Distributed tracing (Jaeger, Zipkin) in Microservices - System Design Guide

Choose your learning style9 modes available

Learn Why Deep Arch Practice Challenge Design Recall Scale

Problem Statement

When a user request passes through many microservices, it becomes nearly impossible to track where delays or errors occur. Without a clear way to follow the request path, debugging slow responses or failures turns into guesswork, increasing downtime and reducing reliability.

Solution

Distributed tracing assigns a unique identifier to each user request and tracks it as it flows through all microservices. Each service records timing and metadata about its part of the request, sending this data to a central system like Jaeger or Zipkin. This creates a complete, visual timeline of the request journey, making it easy to spot bottlenecks and errors.

Architecture

Client

→Service A

↓

Tracer SDK

↓

Distributed Tracing Backend

This diagram shows a user request flowing through multiple microservices, each instrumented with tracing SDKs that send timing and metadata to a central tracing backend like Jaeger or Zipkin.

Trade-offs

✓ Pros

→

Provides end-to-end visibility of requests across microservices.

→

Helps quickly identify performance bottlenecks and error sources.

→

Supports root cause analysis by showing detailed timing and metadata.

→

Integrates with existing microservices with minimal code changes using tracing SDKs.

✗ Cons

→

Adds overhead to each request due to tracing data collection and transmission.

→

Requires careful management of trace data storage to avoid high costs.

→

Complexity increases with many services and high request volumes, needing sampling strategies.

Use when your system has multiple microservices handling user requests and you need to diagnose latency or errors across service boundaries, especially at scales above thousands of requests per second.

Avoid if your system is a simple monolith or has very low traffic (under hundreds of requests per second), where the overhead and complexity of distributed tracing outweigh the benefits.

Real World Examples

Uber

Uber uses Jaeger to trace billions of requests daily across its microservices, enabling engineers to pinpoint latency issues in their complex ride-hailing platform.

Netflix

Netflix employs distributed tracing to monitor streaming requests through its microservices, helping to quickly detect and resolve performance bottlenecks.

Airbnb

Airbnb uses Zipkin to trace user booking flows across services, improving debugging and reliability of their platform.

Code Example

The before code shows a simple Flask service without any tracing. The after code adds OpenTelemetry tracing, which automatically instruments the Flask app and manually creates a span for the request handler. This enables capturing trace data sent to a backend like Jaeger.

Microservices

### Before: No tracing
from flask import Flask, request
app = Flask(__name__)

@app.route('/serviceA')
def service_a():
    # Process request
    return 'Service A response'


### After: With distributed tracing using OpenTelemetry
from flask import Flask, request
from opentelemetry import trace
from opentelemetry.instrumentation.flask import FlaskInstrumentor
from opentelemetry.sdk.trace import TracerProvider
from opentelemetry.sdk.trace.export import BatchSpanProcessor, ConsoleSpanExporter

app = Flask(__name__)

# Setup tracer provider and exporter
trace.set_tracer_provider(TracerProvider())
tracer = trace.get_tracer(__name__)
span_processor = BatchSpanProcessor(ConsoleSpanExporter())
trace.get_tracer_provider().add_span_processor(span_processor)

# Instrument Flask app
FlaskInstrumentor().instrument_app(app)

@app.route('/serviceA')
def service_a():
    with tracer.start_as_current_span('serviceA-handler'):
        # Process request
        return 'Service A response'

OutputSuccess

Alternatives

Logging-based tracing

Collects logs from each service and tries to correlate them post-facto instead of real-time trace context propagation.

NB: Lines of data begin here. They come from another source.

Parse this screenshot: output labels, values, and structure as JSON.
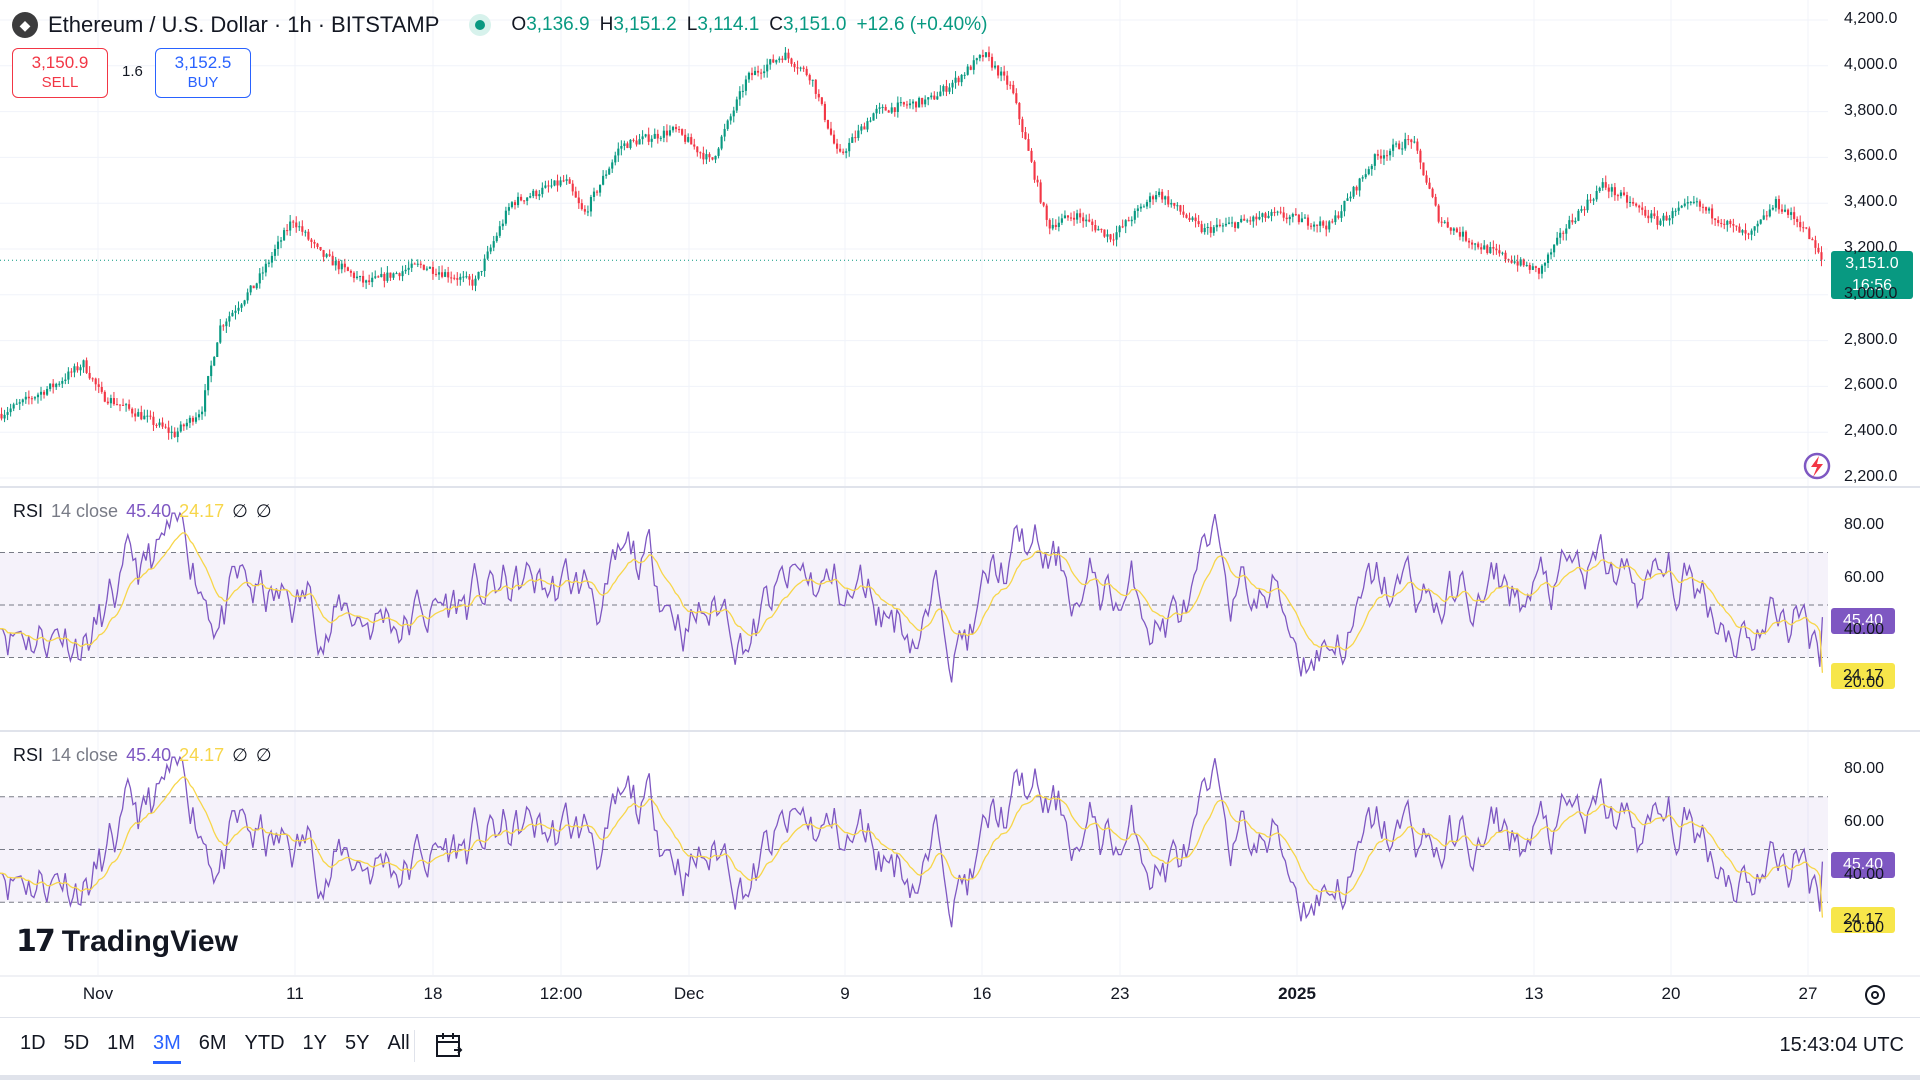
{
  "header": {
    "symbol": "Ethereum",
    "separator1": "/",
    "quote": "U.S. Dollar",
    "dot1": "·",
    "interval": "1h",
    "dot2": "·",
    "exchange": "BITSTAMP",
    "ohlc": {
      "o": "3,136.9",
      "h": "3,151.2",
      "l": "3,114.1",
      "c": "3,151.0",
      "change": "+12.6 (+0.40%)"
    }
  },
  "trade": {
    "sell_price": "3,150.9",
    "sell_label": "SELL",
    "spread": "1.6",
    "buy_price": "3,152.5",
    "buy_label": "BUY"
  },
  "price_tag": {
    "price": "3,151.0",
    "countdown": "16:56"
  },
  "rsi_panels": [
    {
      "name": "RSI",
      "params": "14 close",
      "rsi": "45.40",
      "ma": "24.17",
      "extra1": "∅",
      "extra2": "∅"
    },
    {
      "name": "RSI",
      "params": "14 close",
      "rsi": "45.40",
      "ma": "24.17",
      "extra1": "∅",
      "extra2": "∅"
    }
  ],
  "brand": "TradingView",
  "ranges": [
    "1D",
    "5D",
    "1M",
    "3M",
    "6M",
    "YTD",
    "1Y",
    "5Y",
    "All"
  ],
  "active_range": "3M",
  "clock": "15:43:04 UTC",
  "colors": {
    "up": "#089981",
    "down": "#f23645",
    "rsi": "#7e57c2",
    "rsi_ma": "#f7d64a",
    "accent": "#2962ff"
  },
  "chart_data": [
    {
      "type": "candlestick",
      "title": "Ethereum / U.S. Dollar · 1h · BITSTAMP",
      "y_ticks": [
        "4,200.0",
        "4,000.0",
        "3,800.0",
        "3,600.0",
        "3,400.0",
        "3,200.0",
        "3,000.0",
        "2,800.0",
        "2,600.0",
        "2,400.0",
        "2,200.0"
      ],
      "ylim": [
        2200,
        4200
      ],
      "x_ticks": [
        {
          "label": "Nov",
          "bold": false
        },
        {
          "label": "11",
          "bold": false
        },
        {
          "label": "18",
          "bold": false
        },
        {
          "label": "12:00",
          "bold": false
        },
        {
          "label": "Dec",
          "bold": false
        },
        {
          "label": "9",
          "bold": false
        },
        {
          "label": "16",
          "bold": false
        },
        {
          "label": "23",
          "bold": false
        },
        {
          "label": "2025",
          "bold": true
        },
        {
          "label": "13",
          "bold": false
        },
        {
          "label": "20",
          "bold": false
        },
        {
          "label": "27",
          "bold": false
        }
      ],
      "last_price": 3151.0,
      "trend_points": [
        [
          0,
          2480
        ],
        [
          0.03,
          2610
        ],
        [
          0.045,
          2700
        ],
        [
          0.055,
          2560
        ],
        [
          0.075,
          2480
        ],
        [
          0.095,
          2390
        ],
        [
          0.11,
          2500
        ],
        [
          0.12,
          2860
        ],
        [
          0.14,
          3050
        ],
        [
          0.16,
          3330
        ],
        [
          0.175,
          3180
        ],
        [
          0.2,
          3050
        ],
        [
          0.23,
          3130
        ],
        [
          0.26,
          3050
        ],
        [
          0.28,
          3400
        ],
        [
          0.31,
          3500
        ],
        [
          0.32,
          3350
        ],
        [
          0.34,
          3650
        ],
        [
          0.37,
          3720
        ],
        [
          0.39,
          3580
        ],
        [
          0.41,
          3950
        ],
        [
          0.43,
          4050
        ],
        [
          0.445,
          3950
        ],
        [
          0.46,
          3600
        ],
        [
          0.48,
          3800
        ],
        [
          0.51,
          3850
        ],
        [
          0.525,
          3940
        ],
        [
          0.54,
          4050
        ],
        [
          0.555,
          3900
        ],
        [
          0.575,
          3300
        ],
        [
          0.59,
          3350
        ],
        [
          0.61,
          3250
        ],
        [
          0.635,
          3450
        ],
        [
          0.66,
          3280
        ],
        [
          0.7,
          3350
        ],
        [
          0.73,
          3300
        ],
        [
          0.755,
          3600
        ],
        [
          0.775,
          3680
        ],
        [
          0.79,
          3330
        ],
        [
          0.81,
          3220
        ],
        [
          0.845,
          3100
        ],
        [
          0.86,
          3300
        ],
        [
          0.88,
          3480
        ],
        [
          0.91,
          3320
        ],
        [
          0.93,
          3400
        ],
        [
          0.96,
          3250
        ],
        [
          0.975,
          3400
        ],
        [
          0.99,
          3300
        ],
        [
          1.0,
          3151
        ]
      ]
    },
    {
      "type": "line",
      "title": "RSI 14 close",
      "y_ticks": [
        "80.00",
        "60.00",
        "40.00",
        "20.00"
      ],
      "ylim": [
        10,
        90
      ],
      "bands": [
        30,
        50,
        70
      ],
      "series": [
        {
          "name": "RSI",
          "last": 45.4
        },
        {
          "name": "RSI MA",
          "last": 24.17
        }
      ]
    }
  ]
}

Use when: Choose when you cannot modify services to add tracing SDKs or need a simpler, less intrusive solution.

Metrics-based monitoring

Uses aggregated metrics like request counts and latencies without detailed request path information.

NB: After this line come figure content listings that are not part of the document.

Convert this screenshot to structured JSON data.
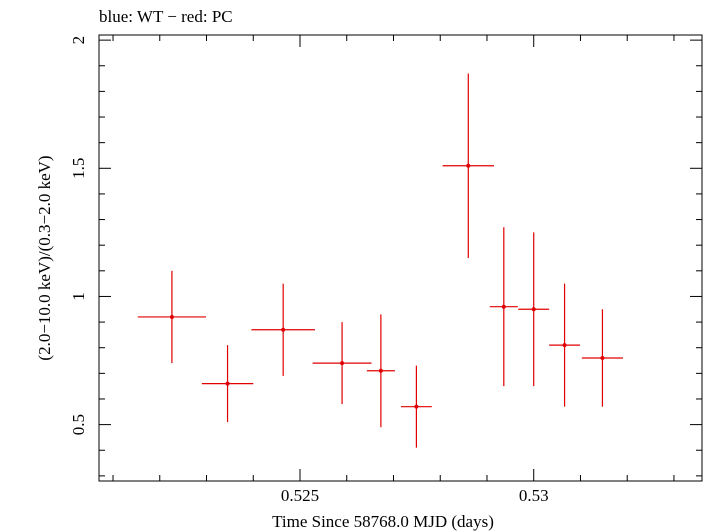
{
  "chart_data": {
    "type": "scatter",
    "title": "blue: WT − red: PC",
    "xlabel": "Time Since 58768.0 MJD (days)",
    "ylabel": "(2.0−10.0 keV)/(0.3−2.0 keV)",
    "xlim": [
      0.5207,
      0.5336
    ],
    "ylim": [
      0.28,
      2.02
    ],
    "x_ticks": [
      {
        "value": 0.525,
        "label": "0.525"
      },
      {
        "value": 0.53,
        "label": "0.53"
      }
    ],
    "y_ticks": [
      {
        "value": 0.5,
        "label": "0.5"
      },
      {
        "value": 1,
        "label": "1"
      },
      {
        "value": 1.5,
        "label": "1.5"
      },
      {
        "value": 2,
        "label": "2"
      }
    ],
    "grid": false,
    "series": [
      {
        "color": "#e00000",
        "points": [
          {
            "x": 0.52226,
            "y": 0.92,
            "xerr": 0.00073,
            "yerr_lo": 0.18,
            "yerr_hi": 0.18
          },
          {
            "x": 0.52345,
            "y": 0.66,
            "xerr": 0.00055,
            "yerr_lo": 0.15,
            "yerr_hi": 0.15
          },
          {
            "x": 0.52464,
            "y": 0.87,
            "xerr": 0.00068,
            "yerr_lo": 0.18,
            "yerr_hi": 0.18
          },
          {
            "x": 0.5259,
            "y": 0.74,
            "xerr": 0.00063,
            "yerr_lo": 0.16,
            "yerr_hi": 0.16
          },
          {
            "x": 0.52673,
            "y": 0.71,
            "xerr": 0.0003,
            "yerr_lo": 0.22,
            "yerr_hi": 0.22
          },
          {
            "x": 0.52749,
            "y": 0.57,
            "xerr": 0.00033,
            "yerr_lo": 0.16,
            "yerr_hi": 0.16
          },
          {
            "x": 0.5286,
            "y": 1.51,
            "xerr": 0.00055,
            "yerr_lo": 0.36,
            "yerr_hi": 0.36
          },
          {
            "x": 0.52936,
            "y": 0.96,
            "xerr": 0.0003,
            "yerr_lo": 0.31,
            "yerr_hi": 0.31
          },
          {
            "x": 0.53,
            "y": 0.95,
            "xerr": 0.00033,
            "yerr_lo": 0.3,
            "yerr_hi": 0.3
          },
          {
            "x": 0.53066,
            "y": 0.81,
            "xerr": 0.00033,
            "yerr_lo": 0.24,
            "yerr_hi": 0.24
          },
          {
            "x": 0.53147,
            "y": 0.76,
            "xerr": 0.00044,
            "yerr_lo": 0.19,
            "yerr_hi": 0.19
          }
        ]
      }
    ]
  }
}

Use when: Choose when you only need high-level health and performance indicators, not detailed request flows.

Summary

Distributed tracing tracks requests across multiple microservices to find performance issues and errors.

It works by assigning unique IDs and collecting timing data sent to a central system like Jaeger or Zipkin.

This pattern is essential for debugging complex microservice architectures at scale.